You start from the outside of the room and keep a perimeter lit, constantly lighting new paper to replace those that quickly burn out. Naturally, this means the ring of fire creeps closer to you.
I don’t see anything untoward until the flames are about half-way to you.. Then, the pale white smoke seems to gust oddly, like a breeze moved through it. Your face snaps towards the disturbance. “That’s her. Can’t bear to go near the fire.”
It takes five minutes to gradually ease the fire towards you. I spot her twice more before she’s trapped.
The supply cupboard door slams spontaneously shut. Before the firey barrier behind you burns entirely out you throw it open, step forward, and inhale…
… I don’t see anything clear, but sweet clean air twists and morphs like it’s fighting back. You keep inhaling, like your lungs are bottomless pits. Yes, the clear squall is shrinking as you pull it into your being.
I realise my hands are shaking. It might be my imagination, but I think I hear a high-pitched scream at the edge of hearing, growing more distant…
You snap your jaws shut and hold your breath. Stock still, you look like a statue. I stare for a minute while you do your work; then, slowly, you let out the held breath.
The screaming is gone. This place is silent.. White streamers of exhausted smoke float upwards, undisturbed by strange gusts.
“It’s done?” I ask, strangely hopeful.
“I’ve got her,” you confirm, now perfectly relaxed.
“Thank you, Raven. Thank you thank you thank you.”

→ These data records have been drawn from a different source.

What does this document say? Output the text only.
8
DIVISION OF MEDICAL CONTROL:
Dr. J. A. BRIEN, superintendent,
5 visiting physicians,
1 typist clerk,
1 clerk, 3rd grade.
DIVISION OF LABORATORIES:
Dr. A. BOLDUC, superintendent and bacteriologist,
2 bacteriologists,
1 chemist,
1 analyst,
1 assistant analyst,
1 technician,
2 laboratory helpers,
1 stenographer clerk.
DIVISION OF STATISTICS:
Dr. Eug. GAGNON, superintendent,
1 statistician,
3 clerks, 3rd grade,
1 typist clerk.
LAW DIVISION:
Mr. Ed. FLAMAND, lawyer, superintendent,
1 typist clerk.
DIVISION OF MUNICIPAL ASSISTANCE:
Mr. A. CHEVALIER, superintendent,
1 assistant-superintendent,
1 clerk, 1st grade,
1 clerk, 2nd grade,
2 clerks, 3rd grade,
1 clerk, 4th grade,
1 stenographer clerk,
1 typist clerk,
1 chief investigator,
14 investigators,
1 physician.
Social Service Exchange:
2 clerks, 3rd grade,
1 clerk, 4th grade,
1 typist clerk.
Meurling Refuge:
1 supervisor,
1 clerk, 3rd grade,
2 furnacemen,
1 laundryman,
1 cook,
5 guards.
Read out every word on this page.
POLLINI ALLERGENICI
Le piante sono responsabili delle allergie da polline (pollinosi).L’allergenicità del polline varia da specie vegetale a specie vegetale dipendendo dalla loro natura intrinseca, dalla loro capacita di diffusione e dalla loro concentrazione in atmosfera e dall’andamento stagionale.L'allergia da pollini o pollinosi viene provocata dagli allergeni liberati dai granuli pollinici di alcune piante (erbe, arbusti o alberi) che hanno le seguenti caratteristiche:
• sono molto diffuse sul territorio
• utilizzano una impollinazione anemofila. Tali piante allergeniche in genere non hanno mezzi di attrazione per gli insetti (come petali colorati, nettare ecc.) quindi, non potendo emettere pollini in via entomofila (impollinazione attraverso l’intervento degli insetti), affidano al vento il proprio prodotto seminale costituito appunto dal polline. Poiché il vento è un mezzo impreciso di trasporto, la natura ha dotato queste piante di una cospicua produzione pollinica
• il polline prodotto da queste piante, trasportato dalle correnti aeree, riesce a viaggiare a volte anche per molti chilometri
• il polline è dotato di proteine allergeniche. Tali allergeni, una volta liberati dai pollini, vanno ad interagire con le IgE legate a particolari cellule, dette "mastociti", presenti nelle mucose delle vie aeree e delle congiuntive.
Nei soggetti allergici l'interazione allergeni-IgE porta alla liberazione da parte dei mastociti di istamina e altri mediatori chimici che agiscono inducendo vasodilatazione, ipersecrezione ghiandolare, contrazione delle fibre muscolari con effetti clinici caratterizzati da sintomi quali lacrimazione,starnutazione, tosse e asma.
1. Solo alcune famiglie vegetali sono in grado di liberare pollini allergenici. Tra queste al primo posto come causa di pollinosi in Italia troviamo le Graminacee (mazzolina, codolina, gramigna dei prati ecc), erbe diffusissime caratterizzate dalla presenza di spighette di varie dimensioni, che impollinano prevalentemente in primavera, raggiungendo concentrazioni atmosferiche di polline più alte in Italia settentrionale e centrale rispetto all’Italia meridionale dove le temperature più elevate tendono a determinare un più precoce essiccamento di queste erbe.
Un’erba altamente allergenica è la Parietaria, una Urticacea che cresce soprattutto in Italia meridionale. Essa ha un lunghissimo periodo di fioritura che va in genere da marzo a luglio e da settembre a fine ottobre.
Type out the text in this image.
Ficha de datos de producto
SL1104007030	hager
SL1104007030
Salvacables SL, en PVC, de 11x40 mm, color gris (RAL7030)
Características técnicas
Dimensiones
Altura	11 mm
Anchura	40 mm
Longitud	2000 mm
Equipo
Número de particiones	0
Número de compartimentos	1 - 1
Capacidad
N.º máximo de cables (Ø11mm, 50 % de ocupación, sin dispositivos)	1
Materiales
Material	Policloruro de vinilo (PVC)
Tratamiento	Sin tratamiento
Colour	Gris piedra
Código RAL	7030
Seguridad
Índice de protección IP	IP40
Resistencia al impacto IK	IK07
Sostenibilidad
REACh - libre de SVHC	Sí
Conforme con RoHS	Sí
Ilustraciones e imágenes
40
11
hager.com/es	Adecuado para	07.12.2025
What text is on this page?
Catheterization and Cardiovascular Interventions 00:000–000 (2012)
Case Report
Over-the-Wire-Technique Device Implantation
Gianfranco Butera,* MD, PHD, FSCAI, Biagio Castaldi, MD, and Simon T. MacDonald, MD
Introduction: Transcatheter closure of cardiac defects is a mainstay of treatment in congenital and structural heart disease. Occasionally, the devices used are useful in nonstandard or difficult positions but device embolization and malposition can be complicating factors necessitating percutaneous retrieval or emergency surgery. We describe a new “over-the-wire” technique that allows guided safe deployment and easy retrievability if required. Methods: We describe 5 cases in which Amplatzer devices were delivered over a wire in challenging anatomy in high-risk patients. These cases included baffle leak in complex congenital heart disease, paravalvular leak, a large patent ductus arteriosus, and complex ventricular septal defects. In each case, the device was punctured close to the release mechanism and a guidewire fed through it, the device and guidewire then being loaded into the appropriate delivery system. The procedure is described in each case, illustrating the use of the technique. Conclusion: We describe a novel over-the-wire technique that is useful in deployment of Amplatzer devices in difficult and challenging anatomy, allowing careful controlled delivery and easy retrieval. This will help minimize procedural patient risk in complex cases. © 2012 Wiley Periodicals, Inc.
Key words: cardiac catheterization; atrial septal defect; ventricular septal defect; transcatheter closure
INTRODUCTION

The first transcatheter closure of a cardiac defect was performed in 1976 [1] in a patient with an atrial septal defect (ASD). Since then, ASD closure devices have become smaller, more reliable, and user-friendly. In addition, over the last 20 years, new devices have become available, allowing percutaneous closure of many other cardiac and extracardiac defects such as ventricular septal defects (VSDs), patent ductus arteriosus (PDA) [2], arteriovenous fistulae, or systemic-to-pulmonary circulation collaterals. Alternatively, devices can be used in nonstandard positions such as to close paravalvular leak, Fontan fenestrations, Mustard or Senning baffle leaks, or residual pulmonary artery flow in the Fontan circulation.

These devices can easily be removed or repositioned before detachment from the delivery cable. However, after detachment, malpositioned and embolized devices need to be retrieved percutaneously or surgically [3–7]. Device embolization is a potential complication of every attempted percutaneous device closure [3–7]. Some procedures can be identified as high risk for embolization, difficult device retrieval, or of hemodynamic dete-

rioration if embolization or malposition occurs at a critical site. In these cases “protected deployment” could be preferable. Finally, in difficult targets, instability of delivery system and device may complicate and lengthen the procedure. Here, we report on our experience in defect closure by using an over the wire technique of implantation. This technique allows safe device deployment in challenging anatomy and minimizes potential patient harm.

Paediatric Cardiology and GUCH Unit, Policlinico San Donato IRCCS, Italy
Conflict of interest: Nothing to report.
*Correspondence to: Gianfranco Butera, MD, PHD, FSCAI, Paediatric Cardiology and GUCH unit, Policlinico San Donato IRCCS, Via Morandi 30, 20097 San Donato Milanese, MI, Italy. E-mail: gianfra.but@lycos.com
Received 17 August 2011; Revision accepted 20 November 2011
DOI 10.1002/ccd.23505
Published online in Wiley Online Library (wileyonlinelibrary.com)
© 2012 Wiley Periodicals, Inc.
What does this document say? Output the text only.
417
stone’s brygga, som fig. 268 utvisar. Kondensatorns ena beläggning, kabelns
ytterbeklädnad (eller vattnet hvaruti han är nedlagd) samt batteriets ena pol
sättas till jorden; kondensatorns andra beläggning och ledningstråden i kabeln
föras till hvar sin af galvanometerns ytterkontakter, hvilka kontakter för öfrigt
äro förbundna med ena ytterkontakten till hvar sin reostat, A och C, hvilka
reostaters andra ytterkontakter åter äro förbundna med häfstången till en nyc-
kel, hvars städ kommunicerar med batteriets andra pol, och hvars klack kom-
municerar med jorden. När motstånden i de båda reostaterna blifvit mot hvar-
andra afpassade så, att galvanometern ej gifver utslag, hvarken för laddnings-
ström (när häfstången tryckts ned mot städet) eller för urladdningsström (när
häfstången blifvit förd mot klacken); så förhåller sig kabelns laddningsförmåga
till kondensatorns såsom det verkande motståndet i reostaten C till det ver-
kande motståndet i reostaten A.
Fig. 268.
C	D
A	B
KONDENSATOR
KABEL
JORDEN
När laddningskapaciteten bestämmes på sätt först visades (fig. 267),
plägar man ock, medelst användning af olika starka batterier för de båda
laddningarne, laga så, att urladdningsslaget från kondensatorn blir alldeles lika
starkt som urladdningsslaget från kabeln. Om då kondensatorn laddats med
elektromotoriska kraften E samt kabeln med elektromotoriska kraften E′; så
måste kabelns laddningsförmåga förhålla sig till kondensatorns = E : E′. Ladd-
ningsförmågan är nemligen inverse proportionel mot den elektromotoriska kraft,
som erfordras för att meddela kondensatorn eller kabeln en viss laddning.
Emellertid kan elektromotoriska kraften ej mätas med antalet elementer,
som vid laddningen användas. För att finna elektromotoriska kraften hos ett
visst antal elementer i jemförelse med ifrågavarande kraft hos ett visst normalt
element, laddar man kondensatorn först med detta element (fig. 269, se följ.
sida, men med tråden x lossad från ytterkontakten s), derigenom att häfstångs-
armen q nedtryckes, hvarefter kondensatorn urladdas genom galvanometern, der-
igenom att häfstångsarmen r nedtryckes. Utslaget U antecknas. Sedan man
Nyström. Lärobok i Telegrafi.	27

“It’s just a meal.” I think maybe you’re bashful about my earnest gratitude. “You’ve watched me eat hundreds of times before.”
I smile, broad and bright in this gloomy place. “This is special. You took my mistake, something ugly, and you made it holy.”
That gets a snort of laughter out of you, but I’m not offended. “Sure. Holy. She tickles, you know. She’s not stopped trying to escape since the fire, and she’s still trying now.” You touch low on your chest deliberately.
“She won’t escape, though, will she?” I kneel before you to put my hand on the generous curve of your belly, looking directly at the place you’re rubbing.
“No. She would have left this place eventually. Gone wherever. But she won’t leave here. Not till I’m done with her.”
I kiss your belly reverently. There are tears in my eyes.